Ryker scoffed. “Easy. They don’t hibernate.”

“A flaw in their biology,” Tometi said, disappointed.

“Have you been sleeping under a rock all these years we’ve been in Salvator’s head, or any others for that matter? He’s never hibernated, and he’s kept plenty of females warm.”

Tometi shrugged his massive shoulders. “That’s an odd thing to ask. I’ve only ever slept in caves, not under rocks.”

The conversation had derailed significantly.

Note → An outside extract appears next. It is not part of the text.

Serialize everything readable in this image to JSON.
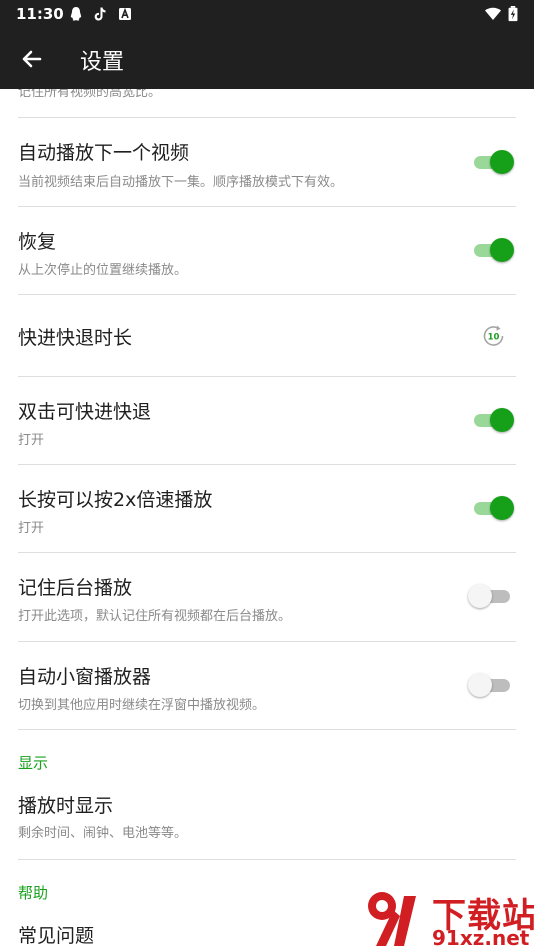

The fact that Tometi took everything literally was part of his charm. I’d noticed he’d tune out most conversations, and sometimes he’d understand the odd idiom or turn of phrase, but mostly he didn’t get it. He didn’t seem to be learning them either, which only made him cuter somehow. But the defeated look Ryker gave me stopped me from saying anything about it.

I couldn’t hide the smile, though. It crept across my face before I could stop it. If it weren’t imperative I find out what the fuck was happening, I’d be curious to hear more about trolls and Tometi’s thoughts on his new form versus his previous one.

But one thing was certain as they continued to grumble at each other, both stubborn and refusing to back down: I’d missed this comedy duo more than I could ever express.

It was surreal to see them together in a way that felt human and animal all at the same time. Ryker had always been expressive in his voice, but it was fascinating to watch that personality come through in both his gestures and expressions. He’d never been so Ryker until this moment.

“How did this happen?” I asked before we could go off track again. They probably didn’t have a clue—I’d heard as much before opening my eyes—but it felt important to ask. “Do you guys remember the transition from Salvator’s head to…this?”

Ryker shrugged as if none of it bothered him. “No idea. Just sort of did. One minute we’re chattering away to annoy that grumpy asshole into coming to talk to you, and then we’re like this. No bright light. No magical humming or chanting. Just poof, phantoms roaming this plane in bodies we’ve never seen before.”

I blinked at him. “Did Salvator see you?”

“He was asleep when we appeared like this, so not sure. Probably not or he’d be raising hell.” Ryker ran a hand through his translucent locks that still somehow beamed color.

Unlike my father’s form in the dream, the colors weren’t faded. If anything, they were vibrant. I could distinguish all the shades and colorations of their bodies despite the translucency. And one color that struck harder than the rest was the blue of Ryker’s eyes. A clear sky on a shiny day. The color gleamed under a thick line of lashes.

My eyes naturally went to Tometi for confirmation. “It’s as Ryker says. I’ve never seen these forms. It happened in an instant. I have no recollection of any moment that would’ve made us this way. I was never a man. I’ve always been a bear, even before I wandered as a soul seeking hosts. This is magic I don’t recognize or understand.”

It had to be weird for them to appear as men when they’d never once had a form outside of their hosts that were. They still kept a lot of their animal mannerisms in what they did—shifting in agitation, smelling the air, eyes skittering about the area in caution, pulling back their upper lip to show their teeth in moments of discomfort.

But they weren’t animals anymore. They were men, and equally gorgeous in their own right. It hit differently because they’d been in my head for so long. For some reason, it felt like they’d been this way from the beginning, like they were never animals to me at all.